Oncology drugs. The oncology market has had remarkable growth during the past five years and is poised for even greater growth during the next three years. The total oncology market is expected to reach over $100 billion worldwide in 2012. Factors contributing to this growth include a trend towards aggressive chemotherapy, an increasing patient population that demands access to the newest therapy and a favorable pricing environment. It is also common practice to use several drugs in combination and this leads to an expansion of drug use. It is expected that the anti-Id drugs will be used, at least initially, in combination with standard chemotherapy.

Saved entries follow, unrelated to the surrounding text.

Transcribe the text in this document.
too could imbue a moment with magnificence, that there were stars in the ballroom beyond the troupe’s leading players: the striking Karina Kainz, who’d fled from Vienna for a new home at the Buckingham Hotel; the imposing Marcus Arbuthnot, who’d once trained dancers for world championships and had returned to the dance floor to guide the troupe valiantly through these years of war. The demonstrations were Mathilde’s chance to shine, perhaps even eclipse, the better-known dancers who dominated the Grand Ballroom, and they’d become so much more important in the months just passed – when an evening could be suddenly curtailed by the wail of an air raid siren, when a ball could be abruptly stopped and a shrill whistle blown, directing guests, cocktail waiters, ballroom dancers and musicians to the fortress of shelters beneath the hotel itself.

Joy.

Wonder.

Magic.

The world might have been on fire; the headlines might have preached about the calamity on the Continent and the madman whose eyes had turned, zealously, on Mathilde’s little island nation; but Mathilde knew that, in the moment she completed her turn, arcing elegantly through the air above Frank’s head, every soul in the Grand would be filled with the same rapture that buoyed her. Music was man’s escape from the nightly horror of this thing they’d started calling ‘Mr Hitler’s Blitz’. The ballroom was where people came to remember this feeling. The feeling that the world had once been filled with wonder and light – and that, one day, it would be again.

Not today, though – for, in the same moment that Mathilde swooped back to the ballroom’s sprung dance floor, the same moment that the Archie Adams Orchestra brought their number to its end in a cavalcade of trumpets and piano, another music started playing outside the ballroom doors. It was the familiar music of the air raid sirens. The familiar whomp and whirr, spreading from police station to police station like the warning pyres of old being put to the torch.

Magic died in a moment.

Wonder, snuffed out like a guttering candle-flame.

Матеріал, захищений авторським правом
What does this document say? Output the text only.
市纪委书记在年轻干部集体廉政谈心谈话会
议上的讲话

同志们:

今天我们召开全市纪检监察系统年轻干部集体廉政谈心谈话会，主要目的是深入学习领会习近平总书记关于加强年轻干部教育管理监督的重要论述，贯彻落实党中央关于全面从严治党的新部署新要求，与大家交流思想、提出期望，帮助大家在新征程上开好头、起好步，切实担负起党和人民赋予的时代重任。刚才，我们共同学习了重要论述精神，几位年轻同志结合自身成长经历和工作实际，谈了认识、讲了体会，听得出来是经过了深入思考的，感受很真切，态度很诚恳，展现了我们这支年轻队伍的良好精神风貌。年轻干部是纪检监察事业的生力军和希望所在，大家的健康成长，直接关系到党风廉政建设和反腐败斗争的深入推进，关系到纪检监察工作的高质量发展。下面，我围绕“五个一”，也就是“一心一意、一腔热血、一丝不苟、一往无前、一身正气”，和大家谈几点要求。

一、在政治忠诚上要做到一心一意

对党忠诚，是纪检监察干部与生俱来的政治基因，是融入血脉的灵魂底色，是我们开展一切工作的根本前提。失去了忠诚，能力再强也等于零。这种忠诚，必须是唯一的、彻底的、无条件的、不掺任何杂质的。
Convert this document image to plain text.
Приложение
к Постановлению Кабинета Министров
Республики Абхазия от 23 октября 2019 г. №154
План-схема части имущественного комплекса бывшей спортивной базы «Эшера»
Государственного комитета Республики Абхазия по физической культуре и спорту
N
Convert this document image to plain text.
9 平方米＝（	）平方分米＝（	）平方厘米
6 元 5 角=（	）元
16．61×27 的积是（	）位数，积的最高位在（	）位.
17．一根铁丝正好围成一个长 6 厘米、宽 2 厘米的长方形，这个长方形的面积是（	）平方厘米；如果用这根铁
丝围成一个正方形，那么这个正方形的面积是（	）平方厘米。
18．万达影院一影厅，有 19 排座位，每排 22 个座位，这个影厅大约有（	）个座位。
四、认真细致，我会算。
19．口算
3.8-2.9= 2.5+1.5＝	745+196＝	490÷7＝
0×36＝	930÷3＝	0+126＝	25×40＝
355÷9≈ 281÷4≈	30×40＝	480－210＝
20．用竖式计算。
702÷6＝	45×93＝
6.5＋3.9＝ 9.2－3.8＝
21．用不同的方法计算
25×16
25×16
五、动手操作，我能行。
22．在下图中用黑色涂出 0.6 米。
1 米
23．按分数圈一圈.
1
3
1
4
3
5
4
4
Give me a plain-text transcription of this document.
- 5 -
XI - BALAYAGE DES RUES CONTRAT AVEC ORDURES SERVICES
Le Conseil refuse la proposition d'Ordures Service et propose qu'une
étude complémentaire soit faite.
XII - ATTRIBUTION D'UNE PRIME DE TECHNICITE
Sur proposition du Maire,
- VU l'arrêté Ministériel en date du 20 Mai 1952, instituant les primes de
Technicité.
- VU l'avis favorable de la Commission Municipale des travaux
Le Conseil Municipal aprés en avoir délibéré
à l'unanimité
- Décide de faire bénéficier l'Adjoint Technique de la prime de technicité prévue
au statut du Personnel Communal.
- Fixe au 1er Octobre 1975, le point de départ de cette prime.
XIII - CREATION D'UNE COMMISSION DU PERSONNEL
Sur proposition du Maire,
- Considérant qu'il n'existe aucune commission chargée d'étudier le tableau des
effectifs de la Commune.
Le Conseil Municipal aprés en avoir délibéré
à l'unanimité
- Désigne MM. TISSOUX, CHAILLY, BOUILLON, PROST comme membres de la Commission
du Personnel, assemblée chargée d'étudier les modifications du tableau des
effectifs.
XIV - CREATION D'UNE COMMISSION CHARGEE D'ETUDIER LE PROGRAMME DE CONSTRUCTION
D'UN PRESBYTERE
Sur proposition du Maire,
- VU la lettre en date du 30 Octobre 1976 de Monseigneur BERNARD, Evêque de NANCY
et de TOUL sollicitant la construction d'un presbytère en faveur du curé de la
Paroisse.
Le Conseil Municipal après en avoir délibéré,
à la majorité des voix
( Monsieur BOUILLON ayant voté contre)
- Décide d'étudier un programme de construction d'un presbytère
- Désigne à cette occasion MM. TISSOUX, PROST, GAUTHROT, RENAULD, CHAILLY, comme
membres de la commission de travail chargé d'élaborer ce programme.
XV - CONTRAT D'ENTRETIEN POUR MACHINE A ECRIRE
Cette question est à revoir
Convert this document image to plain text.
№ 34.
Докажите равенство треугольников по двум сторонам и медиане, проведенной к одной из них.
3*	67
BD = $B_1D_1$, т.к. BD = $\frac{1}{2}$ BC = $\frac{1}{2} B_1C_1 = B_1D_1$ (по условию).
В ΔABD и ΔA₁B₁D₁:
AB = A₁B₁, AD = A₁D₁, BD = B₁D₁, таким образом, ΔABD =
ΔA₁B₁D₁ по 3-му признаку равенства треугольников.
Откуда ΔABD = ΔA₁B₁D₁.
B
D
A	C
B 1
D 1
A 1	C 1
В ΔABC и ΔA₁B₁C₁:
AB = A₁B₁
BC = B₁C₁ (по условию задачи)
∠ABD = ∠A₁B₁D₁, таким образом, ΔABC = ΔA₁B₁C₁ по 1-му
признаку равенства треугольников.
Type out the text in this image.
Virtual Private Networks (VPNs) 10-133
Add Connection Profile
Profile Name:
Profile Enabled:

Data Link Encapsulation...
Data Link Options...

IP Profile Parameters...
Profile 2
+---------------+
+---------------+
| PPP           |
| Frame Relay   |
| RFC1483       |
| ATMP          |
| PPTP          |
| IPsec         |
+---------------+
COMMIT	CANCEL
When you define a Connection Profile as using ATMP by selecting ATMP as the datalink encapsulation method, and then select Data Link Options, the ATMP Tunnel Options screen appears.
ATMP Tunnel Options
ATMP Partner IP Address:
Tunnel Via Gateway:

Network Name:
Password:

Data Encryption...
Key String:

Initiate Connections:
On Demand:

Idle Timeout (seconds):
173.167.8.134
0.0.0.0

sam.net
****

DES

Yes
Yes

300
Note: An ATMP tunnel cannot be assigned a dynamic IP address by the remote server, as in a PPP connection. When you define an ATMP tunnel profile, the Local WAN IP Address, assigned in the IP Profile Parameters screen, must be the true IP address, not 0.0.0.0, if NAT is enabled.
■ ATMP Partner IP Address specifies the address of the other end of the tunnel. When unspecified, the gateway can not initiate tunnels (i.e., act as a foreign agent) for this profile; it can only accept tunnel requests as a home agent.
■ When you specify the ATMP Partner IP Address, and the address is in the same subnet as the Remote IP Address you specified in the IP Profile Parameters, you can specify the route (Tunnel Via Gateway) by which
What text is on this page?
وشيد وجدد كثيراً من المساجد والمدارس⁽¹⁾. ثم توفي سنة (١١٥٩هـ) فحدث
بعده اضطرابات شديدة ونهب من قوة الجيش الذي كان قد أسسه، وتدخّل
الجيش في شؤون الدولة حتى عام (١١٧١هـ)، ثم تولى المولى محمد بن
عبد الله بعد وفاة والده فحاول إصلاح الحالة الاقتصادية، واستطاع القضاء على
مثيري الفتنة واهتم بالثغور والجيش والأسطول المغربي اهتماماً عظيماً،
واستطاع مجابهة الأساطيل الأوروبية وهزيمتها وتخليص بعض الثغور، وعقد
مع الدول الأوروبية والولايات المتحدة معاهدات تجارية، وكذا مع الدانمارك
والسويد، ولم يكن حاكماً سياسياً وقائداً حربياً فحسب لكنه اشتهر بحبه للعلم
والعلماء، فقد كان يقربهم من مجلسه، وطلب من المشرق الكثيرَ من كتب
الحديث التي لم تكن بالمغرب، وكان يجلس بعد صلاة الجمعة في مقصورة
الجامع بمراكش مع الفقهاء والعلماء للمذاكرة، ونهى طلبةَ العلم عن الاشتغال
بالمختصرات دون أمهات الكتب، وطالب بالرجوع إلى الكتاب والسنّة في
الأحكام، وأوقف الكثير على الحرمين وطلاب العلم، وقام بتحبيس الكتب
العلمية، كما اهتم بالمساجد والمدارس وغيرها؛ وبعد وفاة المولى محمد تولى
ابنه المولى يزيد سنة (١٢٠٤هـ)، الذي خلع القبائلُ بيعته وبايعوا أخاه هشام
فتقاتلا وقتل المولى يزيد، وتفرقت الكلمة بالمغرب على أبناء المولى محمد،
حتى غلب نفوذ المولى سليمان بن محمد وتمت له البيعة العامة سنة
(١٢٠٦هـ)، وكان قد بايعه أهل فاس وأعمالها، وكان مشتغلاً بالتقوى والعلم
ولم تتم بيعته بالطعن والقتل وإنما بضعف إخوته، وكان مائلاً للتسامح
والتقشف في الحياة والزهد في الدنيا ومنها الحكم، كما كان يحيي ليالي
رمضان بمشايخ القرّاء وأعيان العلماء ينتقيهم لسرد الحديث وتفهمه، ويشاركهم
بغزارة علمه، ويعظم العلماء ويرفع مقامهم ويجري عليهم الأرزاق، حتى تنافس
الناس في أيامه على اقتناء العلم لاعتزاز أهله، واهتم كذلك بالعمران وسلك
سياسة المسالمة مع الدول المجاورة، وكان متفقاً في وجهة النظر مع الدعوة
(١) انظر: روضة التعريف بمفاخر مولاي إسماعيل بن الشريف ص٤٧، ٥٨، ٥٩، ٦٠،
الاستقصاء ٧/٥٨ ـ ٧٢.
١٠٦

Diagnostic/prognostic products for oncology. There is an increasing focus on diagnostics and prognostics by healthcare providers and payers since early detection of disease means a better chance for the success of treatment and potentially lower treatment costs. Accurate diagnostic tests and prognostic monitoring are recognized as essential for cost-effective disease management. The use of anti-Id drugs to treat Id containing tumors in combination with an Id diagnostic/prognostic is likely to offer the most promising therapy.
The current worldwide market for serum in vitro diagnostics alone is over $1000 MM and oncology is the fastest growing segment. Advances in molecular testing technology are expected to spur the current modest annual growth rate (7%) to greater than 25 percent. Experts predict that molecular tests such as Id measurements will make the greatest gains in the coming years and should play a major role in cancer diagnosis before the end of this decade. Like the PSA test that represents 40% of the current cancer diagnostic market, an Id test would also be used routinely to detect cancer, to follow progress of therapy and to monitor of the recurrence of disease. Therefore, an Id diagnostic/prognostic is expected to be a highly useful medical tool and a commercially successful product.
Drugs for non-oncology indications. The current market for ARMD and diabetic retinopathy is more than $3.0 billion. In the U.S., there are more than five million cases of diabetic retinopathy and over 1.5 million who suffer from the wet form of ARMD, a type that causes blindness in 90% of those afflicted. Worldwide, there are over 0.5 million new cases of the wet form of ARMD each year. The importance of these markets has been demonstrated by the medical and commercial success of anti-angiogenic drugs such as Macugen and the clinical success of Lucentis. A number of anti-angiogenic drugs are being tested for the treatment of these diseases.